Im Master setzt du dich intensiv mit der Synthese zwischen Mensch und Technologie auseinander. Du lernst Technologien im Sport zu planen, entwickeln, konstruieren und evaluieren. Mögliche Themenfelder sind dabei Mathematik, Programmierung, Materialkunde, Medizin oder technische Konstruktion. Diese Kenntnisse wendest du dann zum Beispiel an, um Sportgeräte oder Sportbekleidung zu entwickeln.

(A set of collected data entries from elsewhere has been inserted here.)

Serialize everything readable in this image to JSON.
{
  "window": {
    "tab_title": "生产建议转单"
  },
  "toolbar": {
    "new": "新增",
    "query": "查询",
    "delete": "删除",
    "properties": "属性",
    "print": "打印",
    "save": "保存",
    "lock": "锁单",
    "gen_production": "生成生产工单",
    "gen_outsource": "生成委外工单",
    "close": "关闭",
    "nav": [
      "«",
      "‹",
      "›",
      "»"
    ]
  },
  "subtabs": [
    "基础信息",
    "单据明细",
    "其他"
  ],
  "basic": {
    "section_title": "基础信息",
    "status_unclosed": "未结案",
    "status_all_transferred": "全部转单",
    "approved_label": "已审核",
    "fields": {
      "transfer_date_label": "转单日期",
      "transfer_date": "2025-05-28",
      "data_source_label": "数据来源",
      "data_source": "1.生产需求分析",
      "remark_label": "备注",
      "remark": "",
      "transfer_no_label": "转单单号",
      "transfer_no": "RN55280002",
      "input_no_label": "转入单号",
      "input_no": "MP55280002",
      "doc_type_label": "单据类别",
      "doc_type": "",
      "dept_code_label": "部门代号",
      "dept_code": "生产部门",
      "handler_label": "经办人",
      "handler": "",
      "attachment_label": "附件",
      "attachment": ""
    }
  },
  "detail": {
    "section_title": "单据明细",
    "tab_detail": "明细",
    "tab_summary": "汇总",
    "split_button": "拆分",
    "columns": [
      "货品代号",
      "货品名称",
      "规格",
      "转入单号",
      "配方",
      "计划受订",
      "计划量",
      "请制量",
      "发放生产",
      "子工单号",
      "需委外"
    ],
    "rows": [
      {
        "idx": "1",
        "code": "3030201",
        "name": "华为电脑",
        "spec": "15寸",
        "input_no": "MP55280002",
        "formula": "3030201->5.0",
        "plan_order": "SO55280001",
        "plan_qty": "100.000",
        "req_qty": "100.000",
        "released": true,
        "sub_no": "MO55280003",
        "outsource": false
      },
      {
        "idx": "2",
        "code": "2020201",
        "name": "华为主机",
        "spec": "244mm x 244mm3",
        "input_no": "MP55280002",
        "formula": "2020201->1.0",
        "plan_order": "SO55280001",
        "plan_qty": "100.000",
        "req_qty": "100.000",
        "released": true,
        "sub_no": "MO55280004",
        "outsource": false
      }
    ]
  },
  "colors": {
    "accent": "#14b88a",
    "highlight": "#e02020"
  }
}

Um den Master Sporttechnologie belegen zu können, solltest du zuvor einen Bachelorabschluss oder ähnlichen Hochschulabschluss in einem verwandten Fachbereich wie Sportwissenschaften oder Ingenieurwesen erworben haben. Über die genauen Zulassungsvoraussetzungen solltest du dich jedoch direkt an der Hochschule informieren.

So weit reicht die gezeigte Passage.